Why You Find it Difficult to Plan Long Term and Start Saving for Your Retirement
Traditional economic theory underlines that rationally, where in throughout your lifecycle you will borrow when young, save in middle age and builds wealth, and spend your savings in old age.
In truth, you do not act rationally when you come to plan long term. Evidence from behavioural economics research shows that like most persons you are likely to be bad at committing to save for retirement. Procrastination, myopia and inertia lead many persons to postpone or avoid making the commitment to save sufficiently for the long term even when they know that this is ultimately in their best interest.
Indeed, you know you should save, and have the best intentions of doing so but, when faced with complexity and choice overload, you are likely to decide to ‘do it tomorrow’. At the same time, you are also likely to exhibit a strong ‘status quo’ bias.
There are a number of triggers that influence your behaviour. Understanding such behavioural responses in financial decision making is important for us as it impacts the successful design of investor education and financial strategies.
The Final Report (FR09/14) on ‘Strategic Framework for Investor Education and Financial Literacy’ issued by the Board of the International Organisation of Securities Commissions in October 2014 identifies the following as the most significant of your behavioural responses in financial decision making:
- Ambiguity aversion – the desire to avoid unclear circumstances, even when this will not increase the expected utility.

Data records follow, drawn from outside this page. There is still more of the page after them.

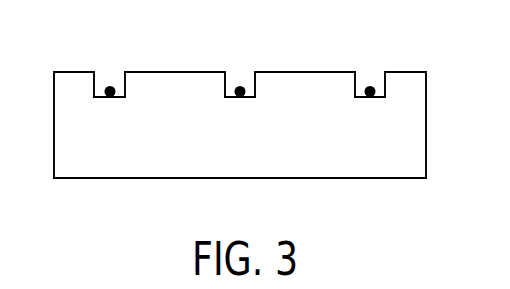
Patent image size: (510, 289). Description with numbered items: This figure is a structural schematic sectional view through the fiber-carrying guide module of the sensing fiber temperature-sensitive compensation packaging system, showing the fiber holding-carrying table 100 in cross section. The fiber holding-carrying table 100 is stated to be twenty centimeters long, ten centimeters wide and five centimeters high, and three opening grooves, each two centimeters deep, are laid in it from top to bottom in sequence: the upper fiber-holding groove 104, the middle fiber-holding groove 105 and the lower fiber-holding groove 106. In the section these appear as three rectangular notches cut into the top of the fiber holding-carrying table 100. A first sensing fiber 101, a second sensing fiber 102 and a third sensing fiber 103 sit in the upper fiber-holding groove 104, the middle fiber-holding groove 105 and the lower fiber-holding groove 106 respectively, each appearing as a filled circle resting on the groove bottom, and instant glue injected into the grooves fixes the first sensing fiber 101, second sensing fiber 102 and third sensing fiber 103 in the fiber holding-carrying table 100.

The fiber holding-carrying table 100 is at (157, 179).
The first sensing fiber 101 is at (107, 86).
The second sensing fiber 102 is at (237, 86).
The third sensing fiber 103 is at (372, 86).
The upper fiber-holding groove 104 is at (103, 98).
The middle fiber-holding groove 105 is at (233, 98).
The lower fiber-holding groove 106 is at (365, 98).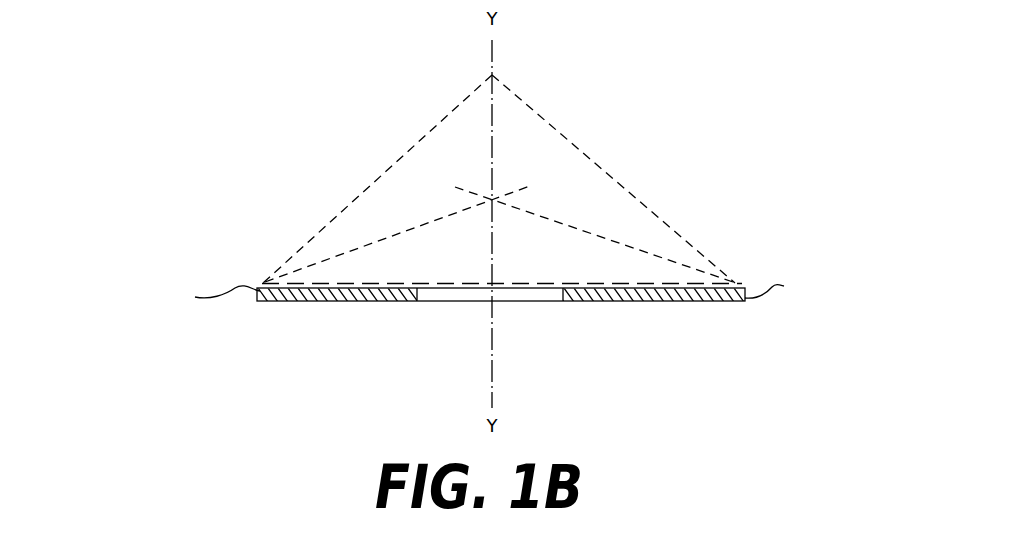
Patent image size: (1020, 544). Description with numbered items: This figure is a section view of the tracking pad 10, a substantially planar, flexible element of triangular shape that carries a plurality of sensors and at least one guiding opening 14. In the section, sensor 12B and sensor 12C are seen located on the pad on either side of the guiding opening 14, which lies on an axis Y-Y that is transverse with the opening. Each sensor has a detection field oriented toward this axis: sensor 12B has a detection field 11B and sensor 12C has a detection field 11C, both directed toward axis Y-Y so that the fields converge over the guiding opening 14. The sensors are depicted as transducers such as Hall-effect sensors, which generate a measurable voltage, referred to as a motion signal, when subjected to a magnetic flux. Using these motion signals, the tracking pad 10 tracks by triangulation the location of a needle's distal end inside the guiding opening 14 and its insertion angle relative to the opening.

The tracking pad 10 is at (707, 160).
The detection field 11B is at (597, 190).
The detection field 11C is at (418, 168).
The sensor 12B is at (707, 267).
The sensor 12C is at (290, 265).
The guiding opening 14 is at (502, 300).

- Anchoring and adjustment – an initial value or starting point influences the final decision. The anchoring effect decreases but does not vanish with higher cognitive ability.
- Availability heuristic – people judge the frequency or probability of some events on the basis of how easily examples or instances can be recalled or remembered.

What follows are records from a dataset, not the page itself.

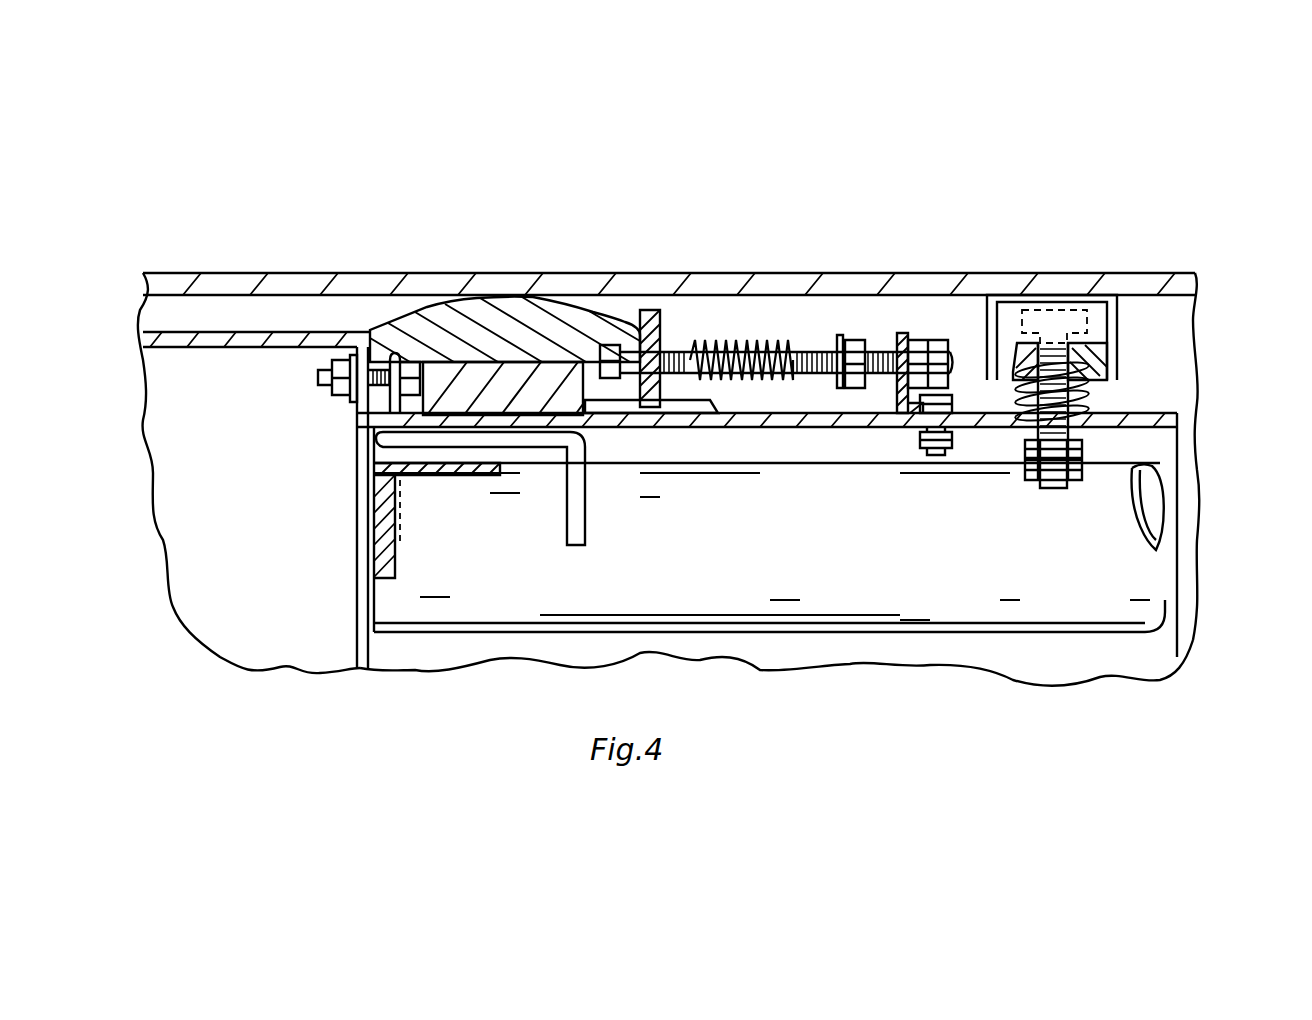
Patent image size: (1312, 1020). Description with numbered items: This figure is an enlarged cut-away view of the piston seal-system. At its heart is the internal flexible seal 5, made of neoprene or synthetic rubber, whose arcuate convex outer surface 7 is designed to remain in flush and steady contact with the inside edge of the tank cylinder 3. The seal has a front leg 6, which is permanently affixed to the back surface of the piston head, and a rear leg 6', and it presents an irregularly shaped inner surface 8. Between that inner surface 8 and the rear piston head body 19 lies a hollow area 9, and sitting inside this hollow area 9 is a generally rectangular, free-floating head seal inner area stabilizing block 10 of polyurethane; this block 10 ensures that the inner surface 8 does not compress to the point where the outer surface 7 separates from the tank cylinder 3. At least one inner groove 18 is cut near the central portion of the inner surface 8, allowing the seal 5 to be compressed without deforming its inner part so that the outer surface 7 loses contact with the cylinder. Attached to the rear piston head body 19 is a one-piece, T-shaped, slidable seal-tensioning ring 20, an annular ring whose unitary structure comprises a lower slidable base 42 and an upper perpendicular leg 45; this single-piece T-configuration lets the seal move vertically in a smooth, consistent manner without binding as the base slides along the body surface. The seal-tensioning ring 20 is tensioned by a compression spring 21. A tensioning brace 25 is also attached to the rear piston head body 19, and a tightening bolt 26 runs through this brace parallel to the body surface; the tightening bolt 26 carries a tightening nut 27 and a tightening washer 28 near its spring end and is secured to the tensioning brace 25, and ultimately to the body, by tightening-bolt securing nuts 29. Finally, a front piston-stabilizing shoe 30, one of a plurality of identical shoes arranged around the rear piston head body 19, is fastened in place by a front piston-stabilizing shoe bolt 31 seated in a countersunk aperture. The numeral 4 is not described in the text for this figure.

The tank cylinder 3 is at (228, 285).
The lower plate / support angle 4 is at (208, 357).
The flexible seal 5 is at (540, 322).
The front leg 6 is at (256, 459).
The rear leg 6' is at (764, 569).
The arcuate convex outer surface 7 is at (478, 338).
The inner surface 8 is at (470, 362).
The hollow area 9 is at (595, 345).
The head seal inner area stabilizing block 10 is at (510, 385).
The inner groove 18 is at (500, 350).
The rear piston head body 19 is at (857, 420).
The seal-tensioning ring 20 is at (813, 423).
The compression spring 21 is at (760, 347).
The tensioning brace 25 is at (907, 337).
The tightening bolt 26 is at (882, 338).
The tightening nut 27 is at (855, 338).
The tightening washer 28 is at (900, 427).
The tightening-bolt securing nuts 29 is at (940, 345).
The front piston-stabilizing shoe 30 is at (1095, 315).
The front piston-stabilizing shoe bolt 31 is at (1070, 428).
The lower slidable base 42 is at (640, 430).
The upper perpendicular leg 45 is at (655, 343).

- Choice preference – too many options inhibit or overwhelm selection decision-making.
- Confirmation bias – people use data selectively to agree or confirm their existing views. Investors with a stronger confirmation bias also exhibit greater overconfidence.
- Conflict disclosure – disclosing a conflict of interest may make it more likely that the conflict will actually occur as it increases levels of trust.

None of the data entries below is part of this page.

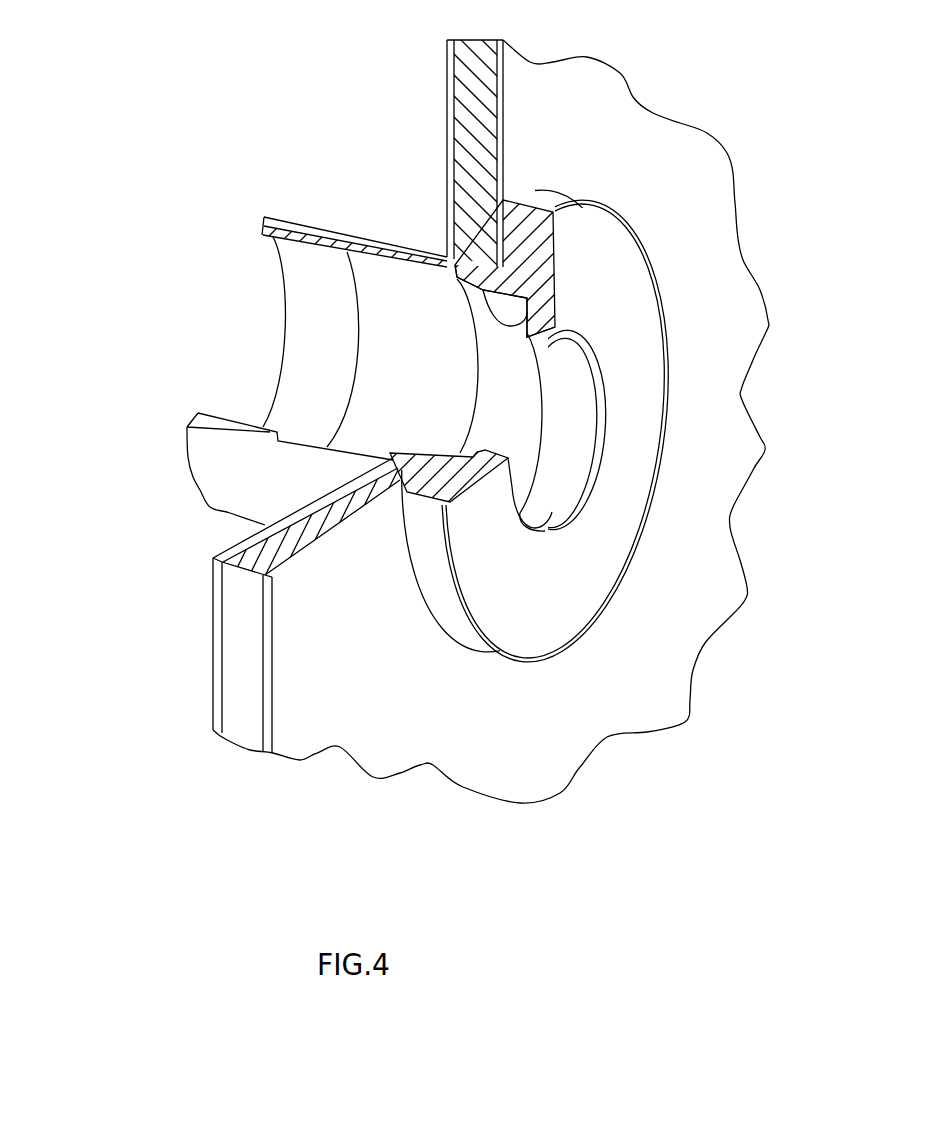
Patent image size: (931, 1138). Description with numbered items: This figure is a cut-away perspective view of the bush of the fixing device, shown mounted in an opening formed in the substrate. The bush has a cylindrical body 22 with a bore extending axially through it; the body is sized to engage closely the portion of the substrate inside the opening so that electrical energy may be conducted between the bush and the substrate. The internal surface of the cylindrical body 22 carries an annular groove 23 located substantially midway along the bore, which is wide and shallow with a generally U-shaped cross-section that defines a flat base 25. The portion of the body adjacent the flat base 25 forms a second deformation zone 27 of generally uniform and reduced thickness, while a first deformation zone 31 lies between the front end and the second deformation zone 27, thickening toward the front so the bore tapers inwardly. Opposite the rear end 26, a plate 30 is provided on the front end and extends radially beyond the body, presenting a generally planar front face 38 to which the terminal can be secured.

The cylindrical body 22 is at (307, 372).
The annular groove 23 is at (415, 278).
The flat base 25 is at (345, 245).
The rear end 26 is at (212, 482).
The second deformation zone 27 is at (355, 233).
The plate 30 is at (537, 595).
The first deformation zone 31 is at (555, 327).
The front face 38 is at (617, 257).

- Disposition effect – the propensity of an investor to sell winners too early and hold losers too long.
- Framing effect – a decision is influenced by the phrasing or frame in which the problem is presented.
- Herding – a phenomenon where many people take the same action. Information concerning the number of previous transactions in the market is particularly relevant to explain herding propensity among investors.
- Inertia – the default option becomes the de facto selection even if it is not the optimal choice.
- Loss aversion – people more strongly prefer to avoid small losses than acquire larger gains. Loss aversion is not invoked when spending money that is within an intended budget for purchases, but only when operating outside the intended budget. Loss aversion can actually be a motivation to invest to the extent that when people perceive a loss, they become risk – seeking as opposed to risk averse. When assessing a situation from the perspective of a potential loss, “loss framing” will occur. An investor on a losing streak, for example, may well decide that greater risk is necessary to achieve their target. See also “framing effect” in Other biases and effects related to financial decision-making.
- Myopic loss aversion – combination of loss aversion and a tendency to evaluate outcomes frequently. This leads investors to be more willing to invest a greater proportion of their portfolio in risky assets if they evaluate their investments less frequently.
- Overconfidence – people tend to trade frequently and hurt their own investment performance. Investors are more likely to be overconfident when they are less experienced as they learn about their true ability through experience. Investors with biased information processing behaviour in virtual communities are likely to trade more actively and realise worse performance due to their overconfidence. Overconfident investors, who show a better than average bias, trade more frequently.
- Present bias – the inordinate weight people place on costs and benefits that are immediate.
- Risk aversion – when individuals have the same level of financial education, there is no gender difference in the level of risk aversion.
- Temporal framing – people too heavily discount future benefits in lieu of present consumption.